Prof. Dr. Martin Büsing: “Unsere Patientin hat sich nach sehr kurzer Bedenkzeit für diese neue Operationstechnik entschieden, obwohl sie wusste, dass wir mit diesem Zugangsweg über die Vagina noch keine Erfahrungen bei einer Magenoperation besitzen. Da wir aber inzwischen reichlich Gallenblasenoperationen in dieser Technik vorgenommen haben, fiel ihr die Entscheidung nicht schwer. Wir danken ihr ausdrücklich für das entgegengebrachte Vertrauen. Die Operation selbst verlief in sehr ruhiger Atmosphäre und wir sind keinerlei Risiken eingegangen. Erfreulicherweise zeigte die sofortige mikroskopische Untersuchung des Operationspräparates keine Bösartigkeit, so dass wir davon ausgehen können, dass eine weitere Therapie nicht erforderlich ist.“
Die Klinik in Recklinghausen beschäftigt sich schwerpunktmäßig mit der speziellenBauchchirurgie und nimmt mittlerweile einen großen Teil der Darmoperationen und Magenoperationen in der Schlüssellochtechnik vor. Hinzukommt die Übergewichtschirurgie (Adipositaschirurgie), die im großen Umfang (150 pro Jahr) durchgeführt wird. Auch hier stellt das minimal-invasive Vorgehen die Standardtechnik dar.
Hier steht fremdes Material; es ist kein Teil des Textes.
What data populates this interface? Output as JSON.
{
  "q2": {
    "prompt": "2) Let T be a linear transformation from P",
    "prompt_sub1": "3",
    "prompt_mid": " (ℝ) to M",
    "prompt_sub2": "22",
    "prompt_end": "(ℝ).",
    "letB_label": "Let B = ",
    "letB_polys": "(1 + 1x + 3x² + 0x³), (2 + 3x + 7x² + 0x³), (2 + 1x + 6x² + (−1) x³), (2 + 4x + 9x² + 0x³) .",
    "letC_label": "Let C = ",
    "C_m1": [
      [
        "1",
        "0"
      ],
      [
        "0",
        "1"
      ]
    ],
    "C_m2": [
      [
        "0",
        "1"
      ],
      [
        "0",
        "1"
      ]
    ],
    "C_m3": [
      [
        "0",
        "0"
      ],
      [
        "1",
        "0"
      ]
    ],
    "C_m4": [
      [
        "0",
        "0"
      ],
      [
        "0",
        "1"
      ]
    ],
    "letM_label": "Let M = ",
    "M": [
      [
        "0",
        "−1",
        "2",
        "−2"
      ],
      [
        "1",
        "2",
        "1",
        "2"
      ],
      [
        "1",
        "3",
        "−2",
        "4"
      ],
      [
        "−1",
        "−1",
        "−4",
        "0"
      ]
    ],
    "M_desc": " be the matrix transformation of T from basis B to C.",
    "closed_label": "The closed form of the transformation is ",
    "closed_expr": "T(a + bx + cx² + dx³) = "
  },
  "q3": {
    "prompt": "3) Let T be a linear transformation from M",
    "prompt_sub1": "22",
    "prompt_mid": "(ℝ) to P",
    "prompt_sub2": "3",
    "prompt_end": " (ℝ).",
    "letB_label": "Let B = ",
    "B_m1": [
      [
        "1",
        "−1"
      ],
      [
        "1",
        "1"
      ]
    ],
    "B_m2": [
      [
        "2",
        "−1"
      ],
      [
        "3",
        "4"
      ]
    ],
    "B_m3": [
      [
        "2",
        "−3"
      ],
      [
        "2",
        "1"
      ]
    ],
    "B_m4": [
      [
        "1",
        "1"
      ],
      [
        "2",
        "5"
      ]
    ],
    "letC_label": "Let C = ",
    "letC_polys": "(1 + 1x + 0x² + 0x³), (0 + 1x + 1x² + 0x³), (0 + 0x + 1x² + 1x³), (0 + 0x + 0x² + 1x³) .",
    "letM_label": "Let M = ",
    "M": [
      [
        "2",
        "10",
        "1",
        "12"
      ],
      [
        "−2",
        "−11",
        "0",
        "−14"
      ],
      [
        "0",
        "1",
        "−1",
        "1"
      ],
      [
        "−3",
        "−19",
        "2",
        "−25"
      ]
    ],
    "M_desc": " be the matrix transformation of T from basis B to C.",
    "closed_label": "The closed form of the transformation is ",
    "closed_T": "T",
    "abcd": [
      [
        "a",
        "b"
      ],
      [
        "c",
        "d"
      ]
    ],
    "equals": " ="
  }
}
„Unsere Erfahrungen in der Adipositaschirurgie haben die jetzige Magenoperation (Sleeve-Gastrektomie) erst möglich gemacht. Auch bei Übergewichtigen verkleinern wir den Magen in vielen Fällen und produzieren einen so genannten Schlauchmagen. Bei der jetzigen Operation haben wir unsere Erfahrungen in der Adipositaschirurgie mit unseren Erfahrungen beim transvaginalen Zugang zur Gallenblase kombiniert. Ich glaube, dass hier noch viele weitere Entwicklungen möglich sind.“, so Prof. Dr. Martin Büsing.
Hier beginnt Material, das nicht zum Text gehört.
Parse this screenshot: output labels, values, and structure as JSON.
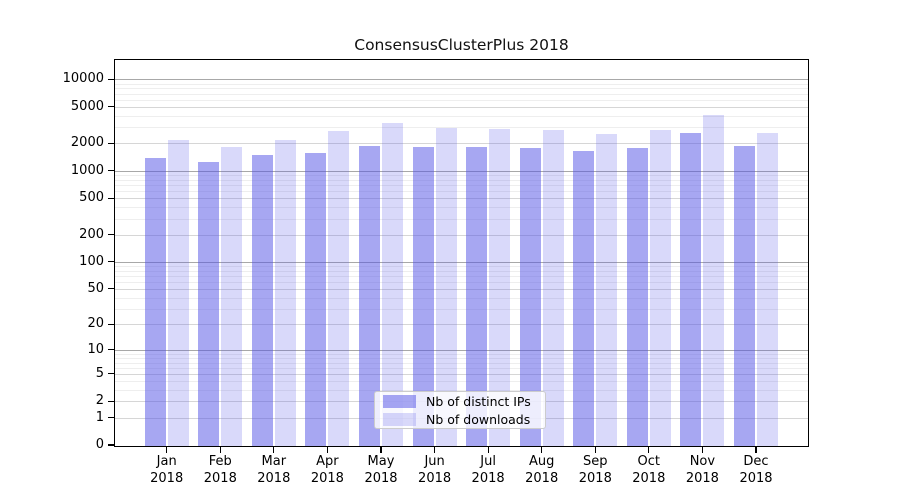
{
  "title": "ConsensusClusterPlus 2018",
  "chart_data": {
    "type": "bar",
    "title": "ConsensusClusterPlus 2018",
    "categories": [
      "Jan",
      "Feb",
      "Mar",
      "Apr",
      "May",
      "Jun",
      "Jul",
      "Aug",
      "Sep",
      "Oct",
      "Nov",
      "Dec"
    ],
    "year": "2018",
    "series": [
      {
        "name": "Nb of distinct IPs",
        "color": "rgba(80,80,230,0.5)",
        "values": [
          1390,
          1250,
          1490,
          1570,
          1870,
          1820,
          1800,
          1760,
          1650,
          1770,
          2570,
          1870
        ]
      },
      {
        "name": "Nb of downloads",
        "color": "rgba(80,80,230,0.22)",
        "values": [
          2190,
          1820,
          2190,
          2730,
          3300,
          2920,
          2900,
          2800,
          2530,
          2800,
          4100,
          2610
        ]
      }
    ],
    "xlabel": "",
    "ylabel": "",
    "y_scale": "log10(1+x)",
    "y_ticks": [
      0,
      1,
      2,
      5,
      10,
      20,
      50,
      100,
      200,
      500,
      1000,
      2000,
      5000,
      10000
    ],
    "ylim": [
      0,
      16700
    ],
    "grid": "on",
    "legend_position": "bottom-center",
    "colors": {
      "bar_dark": "rgba(80,80,230,0.5)",
      "bar_light": "rgba(80,80,230,0.22)",
      "grid_major": "#a8a8a8",
      "grid_mid": "#d6d6d6",
      "grid_minor": "#eeeeee",
      "axis": "#000000",
      "background": "#ffffff"
    }
  }
}
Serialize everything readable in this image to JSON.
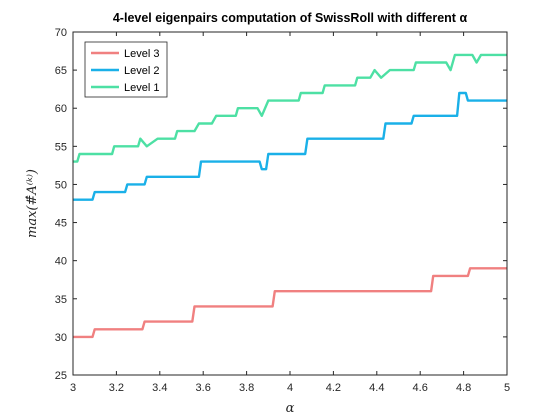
{
  "chart_data": {
    "type": "line",
    "title": "4-level eigenpairs computation of SwissRoll with different α",
    "xlabel": "α",
    "ylabel": "max(#̂A⁽ᵏ⁾)",
    "xlim": [
      3,
      5
    ],
    "ylim": [
      25,
      70
    ],
    "xticks": [
      "3",
      "3.2",
      "3.4",
      "3.6",
      "3.8",
      "4",
      "4.2",
      "4.4",
      "4.6",
      "4.8",
      "5"
    ],
    "yticks": [
      "25",
      "30",
      "35",
      "40",
      "45",
      "50",
      "55",
      "60",
      "65",
      "70"
    ],
    "grid": false,
    "legend_position": "top-left",
    "series": [
      {
        "name": "Level 3",
        "color": "#f08080",
        "points": [
          [
            3.0,
            30
          ],
          [
            3.09,
            30
          ],
          [
            3.1,
            31
          ],
          [
            3.32,
            31
          ],
          [
            3.33,
            32
          ],
          [
            3.55,
            32
          ],
          [
            3.56,
            34
          ],
          [
            3.92,
            34
          ],
          [
            3.93,
            36
          ],
          [
            4.65,
            36
          ],
          [
            4.66,
            38
          ],
          [
            4.82,
            38
          ],
          [
            4.83,
            39
          ],
          [
            5.0,
            39
          ]
        ]
      },
      {
        "name": "Level 2",
        "color": "#1ab0e8",
        "points": [
          [
            3.0,
            48
          ],
          [
            3.09,
            48
          ],
          [
            3.1,
            49
          ],
          [
            3.24,
            49
          ],
          [
            3.25,
            50
          ],
          [
            3.33,
            50
          ],
          [
            3.34,
            51
          ],
          [
            3.58,
            51
          ],
          [
            3.59,
            53
          ],
          [
            3.86,
            53
          ],
          [
            3.87,
            52
          ],
          [
            3.89,
            52
          ],
          [
            3.9,
            54
          ],
          [
            4.07,
            54
          ],
          [
            4.08,
            56
          ],
          [
            4.43,
            56
          ],
          [
            4.44,
            58
          ],
          [
            4.56,
            58
          ],
          [
            4.57,
            59
          ],
          [
            4.77,
            59
          ],
          [
            4.78,
            62
          ],
          [
            4.81,
            62
          ],
          [
            4.82,
            61
          ],
          [
            5.0,
            61
          ]
        ]
      },
      {
        "name": "Level 1",
        "color": "#4de0a4",
        "points": [
          [
            3.0,
            53
          ],
          [
            3.02,
            53
          ],
          [
            3.03,
            54
          ],
          [
            3.18,
            54
          ],
          [
            3.19,
            55
          ],
          [
            3.3,
            55
          ],
          [
            3.31,
            56
          ],
          [
            3.34,
            55
          ],
          [
            3.39,
            56
          ],
          [
            3.47,
            56
          ],
          [
            3.48,
            57
          ],
          [
            3.56,
            57
          ],
          [
            3.58,
            58
          ],
          [
            3.64,
            58
          ],
          [
            3.66,
            59
          ],
          [
            3.75,
            59
          ],
          [
            3.76,
            60
          ],
          [
            3.85,
            60
          ],
          [
            3.87,
            59
          ],
          [
            3.9,
            61
          ],
          [
            4.04,
            61
          ],
          [
            4.05,
            62
          ],
          [
            4.15,
            62
          ],
          [
            4.16,
            63
          ],
          [
            4.3,
            63
          ],
          [
            4.31,
            64
          ],
          [
            4.37,
            64
          ],
          [
            4.39,
            65
          ],
          [
            4.42,
            64
          ],
          [
            4.46,
            65
          ],
          [
            4.57,
            65
          ],
          [
            4.58,
            66
          ],
          [
            4.72,
            66
          ],
          [
            4.74,
            65
          ],
          [
            4.76,
            67
          ],
          [
            4.84,
            67
          ],
          [
            4.86,
            66
          ],
          [
            4.88,
            67
          ],
          [
            5.0,
            67
          ]
        ]
      }
    ]
  }
}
Während bei der üblichen Schlüssellochtechnik immerhin 34 Einschnitte und Zugänge in der Bauchdecke erforderlich sind, erfolgt bei der neuen NOTES-Technik der Zugang mit zwei Instrumenten durch das hintere Scheidengewölbe und einen winzigen Einstich zentral im Nabelbereich. In einzelnen Fällen ist ein weiterer kleiner Zugang notwendig. An der Bauchdecke verbleiben keinerlei sichtbare Narben.
An der Operation waren folgende Ärzte beteiligt:
Hr. Prof. Dr. M. Büsing, Chefchirurg: Oberärztin Frau Dr. A. Knapp; Oberarzt Dr. G. Saada; Hr. Prof. Dr. H.-G. Bone, Chefanästhesie.
NOTES ist die Abkürzung für Natural Orifice Translumenal Endoscopic Surgery (auf deutsch etwa: endoskopische Operation durch natürliche Öffnungen). Es handelt sich um eine operativ-endoskopisches Verfahren, das eine Weiterentwicklung der laparoskopischen Chirurgie und der gastroenterologischen Endoskopie darstellt. Bei der Laparoskopie werden mittels kleiner Schnitte Instrumente in den Körper eingeführt, so werden größere Öffnungen vermieden (minimal-invasive-Chirurgie). Die NOTES verändert die Technik dahin, dass die Instrumente durch Mund, After oder Vagina eingeführt werden. Über einen kleinen Einschnitt in Speiseröhre, Magen, Darm oder Vagina kann der Arzt das eigentliche Operationsgebiet, beispielsweise dir Gallenblase erreichen. Nach erfolgter Operation wird der Einschnitt mit Naht oder Klammern wieder verschlossen. Die Technik ist noch experimentell. (modifiziert n. Wikipedia).